Disons que le cinéma produit, la télévision diffuse. Là où le cinéma raconte, la télévision reporte. Mais c'est le mariage des deux qui est maintenant en cours partout dans le monde. L'avènement de l'ère numérique, notre naissante ère de la technologie digitale, a réduit les disparités conflictuelles qui différenciaient le cinéma de la télé.
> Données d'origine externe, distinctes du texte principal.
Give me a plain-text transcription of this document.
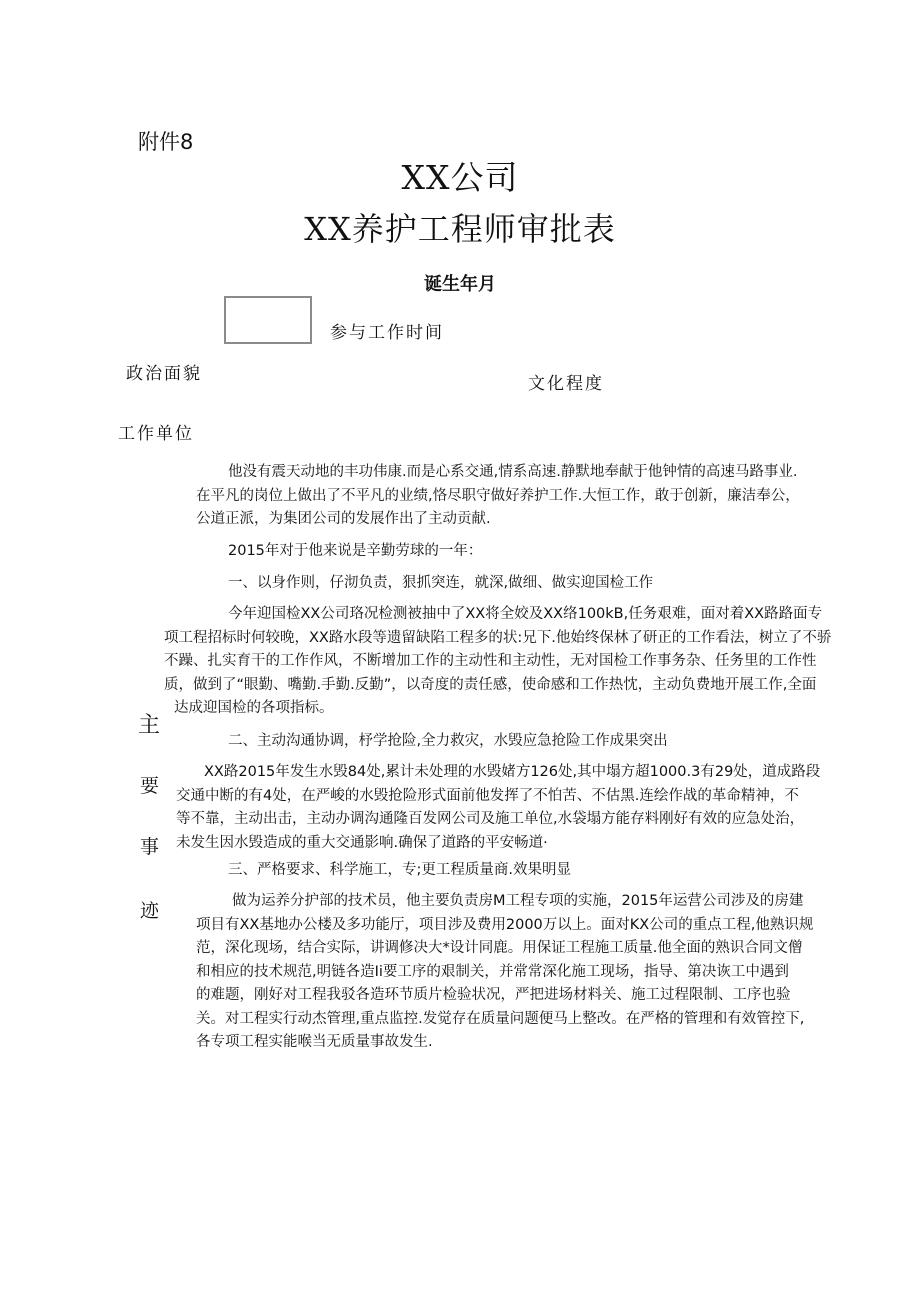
附件8
XX公司
XX养护工程师审批表
诞生年月
参与工作时间
政治面貌	文化程度
工作单位
主
要
事
迹
他没有震天动地的丰功伟康.而是心系交通,情系高速.静默地奉献于他钟情的高速马路事业.
在平凡的岗位上做出了不平凡的业绩,恪尽职守做好养护工作.大恒工作，敢于创新，廉洁奉公，
公道正派，为集团公司的发展作出了主动贡献.
2015年对于他来说是辛勤劳球的一年：
一、以身作则，仔沏负责，狠抓突连，就深,做细、做实迎国检工作
今年迎国检XX公司珞况检测被抽中了XX将全姣及XX络100kB,任务艰难，面对着XX路路面专
项工程招标时何较晚，XX路水段等遗留缺陷工程多的状:兄下.他始终保林了研正的工作看法，树立了不骄
不躁、扎实育干的工作作风，不断增加工作的主动性和主动性，无对国检工作事务杂、任务里的工作性
质，做到了“眼勤、嘴勤.手勤.反勤”，以奇度的责任感，使命感和工作热忱，主动负费地开展工作,全面
达成迎国检的各项指标。
二、主动沟通协调，杼学抢险,全力救灾，水毁应急抢险工作成果突出
XX路2015年发生水毁84处,累计未处理的水毁媎方126处,其中塌方超1000.3有29处，道成路段
交通中断的有4处，在严峻的水毁抢险形式面前他发挥了不怕苦、不估黑.连绘作战的革命精神，不
等不靠，主动出击，主动办调沟通隆百发网公司及施工单位,水袋塌方能存料刚好有效的应急处治，
未发生因水毁造成的重大交通影响.确保了道路的平安畅道·
三、严格要求、科学施工，专;更工程质量商.效果明显
做为运养分护部的技术员，他主要负责房M工程专项的实施，2015年运营公司涉及的房建
项目有XX基地办公楼及多功能厅，项目涉及费用2000万以上。面对KX公司的重点工程,他熟识规
范，深化现场，结合实际，讲调修决大*设计同鹿。用保证工程施工质量.他全面的熟识合同文僧
和相应的技术规范,明链各造Ii要工序的艰制关，并常常深化施工现场，指导、第决诙工中遇到
的难题，刚好对工程我驳各造环节质片检验状况，严把进场材料关、施工过程限制、工序也验
关。对工程实行动杰管理,重点监控.发觉存在质量问题便马上整改。在严格的管理和有效管控下,
各专项工程实能喉当无质量事故发生.
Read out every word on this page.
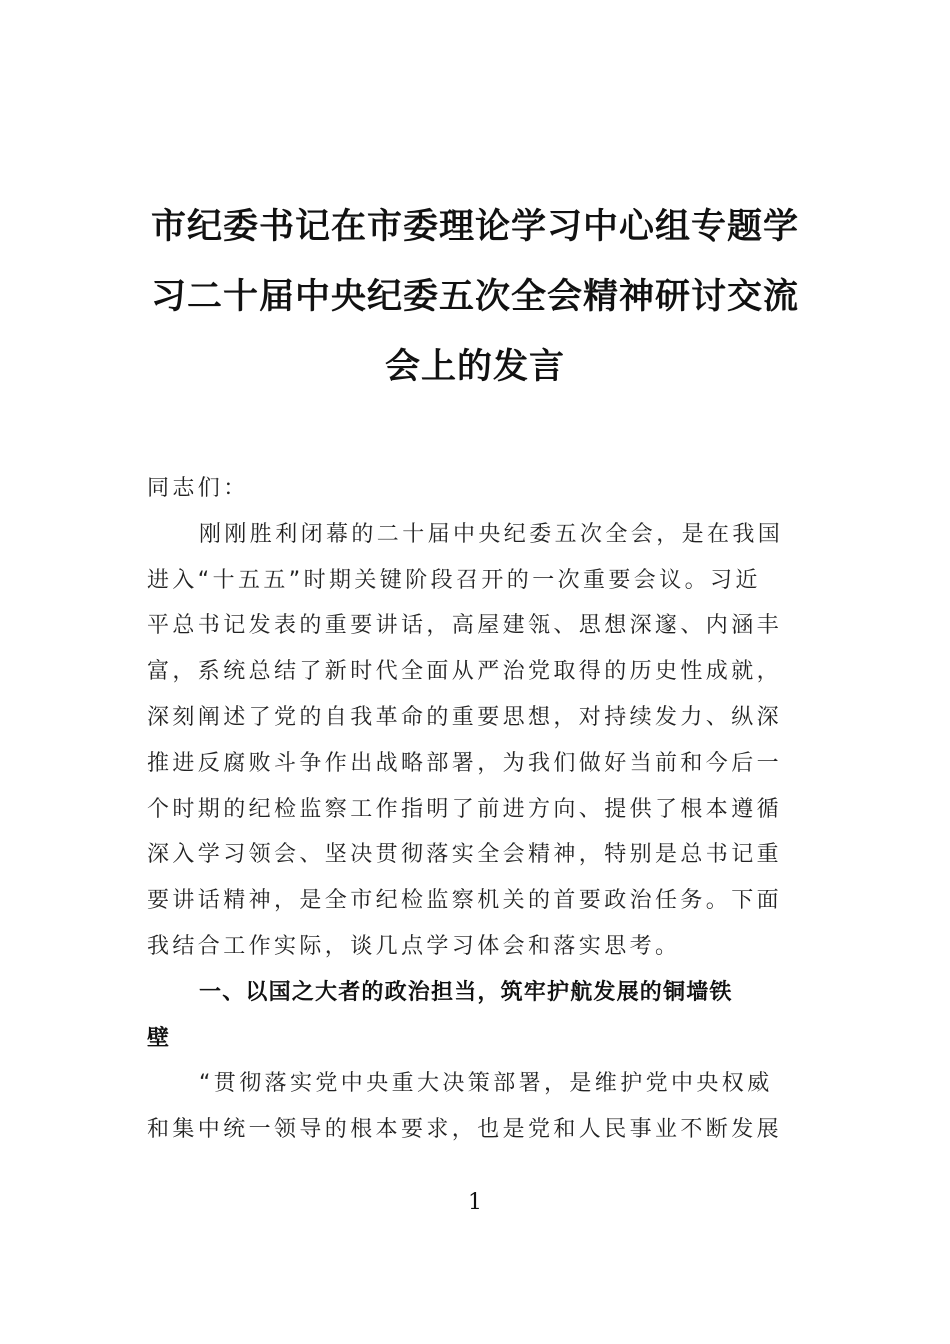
市纪委书记在市委理论学习中心组专题学
习二十届中央纪委五次全会精神研讨交流
会上的发言
同志们：
刚刚胜利闭幕的二十届中央纪委五次全会，是在我国
进入“十五五”时期关键阶段召开的一次重要会议。习近
平总书记发表的重要讲话，高屋建瓴、思想深邃、内涵丰
富，系统总结了新时代全面从严治党取得的历史性成就，
深刻阐述了党的自我革命的重要思想，对持续发力、纵深
推进反腐败斗争作出战略部署，为我们做好当前和今后一
个时期的纪检监察工作指明了前进方向、提供了根本遵循
深入学习领会、坚决贯彻落实全会精神，特别是总书记重
要讲话精神，是全市纪检监察机关的首要政治任务。下面
我结合工作实际，谈几点学习体会和落实思考。
一、以国之大者的政治担当，筑牢护航发展的铜墙铁
壁
“贯彻落实党中央重大决策部署，是维护党中央权威
和集中统一领导的根本要求，也是党和人民事业不断发展
1
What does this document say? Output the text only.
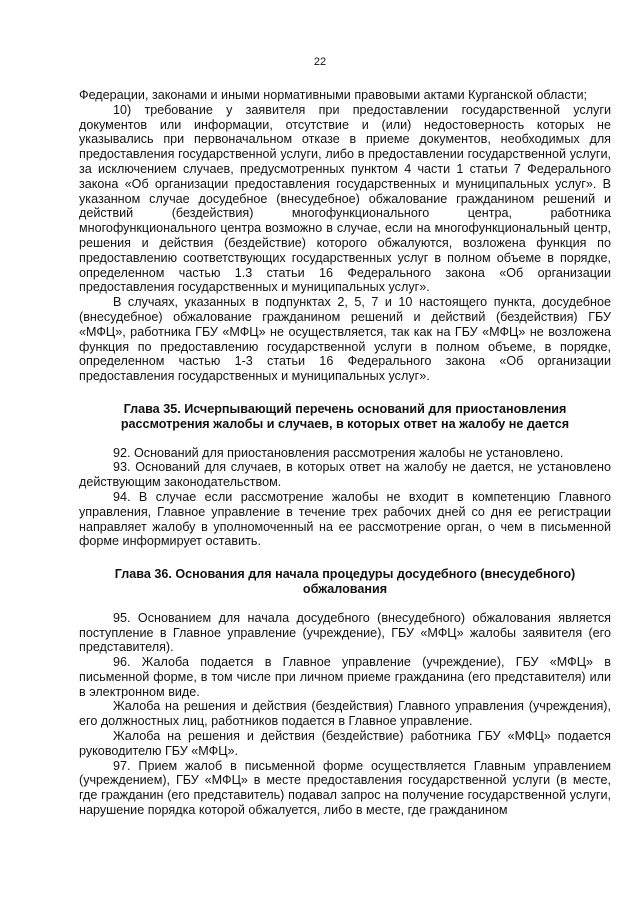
22

Федерации, законами и иными нормативными правовыми актами Курганской области;

10) требование у заявителя при предоставлении государственной услуги документов или информации, отсутствие и (или) недостоверность которых не указывались при первоначальном отказе в приеме документов, необходимых для предоставления государственной услуги, либо в предоставлении государственной услуги, за исключением случаев, предусмотренных пунктом 4 части 1 статьи 7 Федерального закона «Об организации предоставления государственных и муниципальных услуг». В указанном случае досудебное (внесудебное) обжалование гражданином решений и действий (бездействия) многофункционального центра, работника многофункционального центра возможно в случае, если на многофункциональный центр, решения и действия (бездействие) которого обжалуются, возложена функция по предоставлению соответствующих государственных услуг в полном объеме в порядке, определенном частью 1.3 статьи 16 Федерального закона «Об организации предоставления государственных и муниципальных услуг».

В случаях, указанных в подпунктах 2, 5, 7 и 10 настоящего пункта, досудебное (внесудебное) обжалование гражданином решений и действий (бездействия) ГБУ «МФЦ», работника ГБУ «МФЦ» не осуществляется, так как на ГБУ «МФЦ» не возложена функция по предоставлению государственной услуги в полном объеме, в порядке, определенном частью 1-3 статьи 16 Федерального закона «Об организации предоставления государственных и муниципальных услуг».

Глава 35. Исчерпывающий перечень оснований для приостановления рассмотрения жалобы и случаев, в которых ответ на жалобу не дается

92. Оснований для приостановления рассмотрения жалобы не установлено.

93. Оснований для случаев, в которых ответ на жалобу не дается, не установлено действующим законодательством.

94. В случае если рассмотрение жалобы не входит в компетенцию Главного управления, Главное управление в течение трех рабочих дней со дня ее регистрации направляет жалобу в уполномоченный на ее рассмотрение орган, о чем в письменной форме информирует оставить.

Глава 36. Основания для начала процедуры досудебного (внесудебного) обжалования

95. Основанием для начала досудебного (внесудебного) обжалования является поступление в Главное управление (учреждение), ГБУ «МФЦ» жалобы заявителя (его представителя).

96. Жалоба подается в Главное управление (учреждение), ГБУ «МФЦ» в письменной форме, в том числе при личном приеме гражданина (его представителя) или в электронном виде.

Жалоба на решения и действия (бездействия) Главного управления (учреждения), его должностных лиц, работников подается в Главное управление.

Жалоба на решения и действия (бездействие) работника ГБУ «МФЦ» подается руководителю ГБУ «МФЦ».

97. Прием жалоб в письменной форме осуществляется Главным управлением (учреждением), ГБУ «МФЦ» в месте предоставления государственной услуги (в месте, где гражданин (его представитель) подавал запрос на получение государственной услуги, нарушение порядка которой обжалуется, либо в месте, где гражданином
On ne regarde pas une image impunément. On ne produit pas une image diffusée vers l'autre inconsciemment ou innocemment. Une image n'est pas neutre, une image n'est pas muette. Une image nous parle et attend que nous entamions une conversation avec elle.
Alors que pouvons-nous faire aujourd'hui du cinéma et de la télévision?
Que pouvons-nous faire aujourd'hui des nos propres images, de nos propres histoires?

Que faire?

Produire des contenus africains, par les Africains pour les Africains. Produire sa propre image. Se regarder dans son miroir et y voir le reflet de soi-même.

Que faire?

Produire en quantité. Et c'est dans la quantité que surgit la qualité. Cette qualité, l'excellence, qui conquiert les marchés.  Parce que il y a dans le cinéma et la télé cette pièce à double face qu'est le « show bizness »: une face c'est le show, l'art, l'autre c'est le business, le marché.

Produire pour l'Afrique, c'est conquérir d'abord les marchés africains.

Tout cela est possible si nous savons ce que sont véritablement le cinéma et la télévision. Et comment nous en servir au-delà du :mode d'emploi fourni par l'usine:.

Le cinéma et la télévision sont les médiums les plus puissants de la transmission de nos mémoires collectives, des histoires de nos ‘hiers' et de nos ‘demains'. Le cinéma et la télévision sont des outils précieux de diffusion durable de nos cultures et de perpétuation de la chaîne du lignage national dont nous sommes les maillons. Ici, pour moi, la culture signifie « peuple ».

Tout gouvernement qui aime son peuple, aime sa culture. Aimer son peuple c'est diffusé la culture de son peuple à travers l'image de son peuple produite par son peuple. Produire, c'est nourrir nos télévisions de nos images.  En s'arrachant de l'ancien régime analogique, la production du cinéma et de la télédiffusion doit épouser l'esprit du temps, l'esprit du numérique.

Oui le numérique a un esprit spécifique.

Et cet esprit  propre et particulier au numérique nous commande de produire des contenus d'excellente qualité pour que nous ne disparaissions pas de nos propres miroirs, nos propres écrans.

De quoi sont peuplés aujourd'hui les imaginaires de nos enfants? Quelles images tapissent l'univers intime des murs des chambres des adolescents de notre continent? Qui sont les véritables héros de l'Afrique?

De l'image, il ne s'agit pas seulement de dompter la technologie. Il est question de s'approprier un esprit, un savoir produire, un savoir imaginer, un savoir représenter, et, enfin un savoir enrichir nos imaginaires, nos imaginations créatrices.

Le cinéma, ce « septième art », est un outil primordial de la constitution, de la domination, de l'appropriation ou de l'aliénation culturelle des imaginaires des peuples.

Pour faire un film, il faut véritablement avoir des qualités de producteur et ou de directeur de film, et cela nécessite tout à la fois de posséder l'art et la technique de la narration cinématographique, mais également d'en connaître les dessous financiers. Être un producteur signifie également donner les réponses justes aux questions sur lesquelles reposent le désir et les raisons de produire : Que produire ? Pourquoi ? Comment ?

Aussi bien subjectivement qu'objectivement, ces questions définissent toute la conception culturelle et commerciale et la stratégie qui mènent n'importe quelle production vidéo ou cinématographique.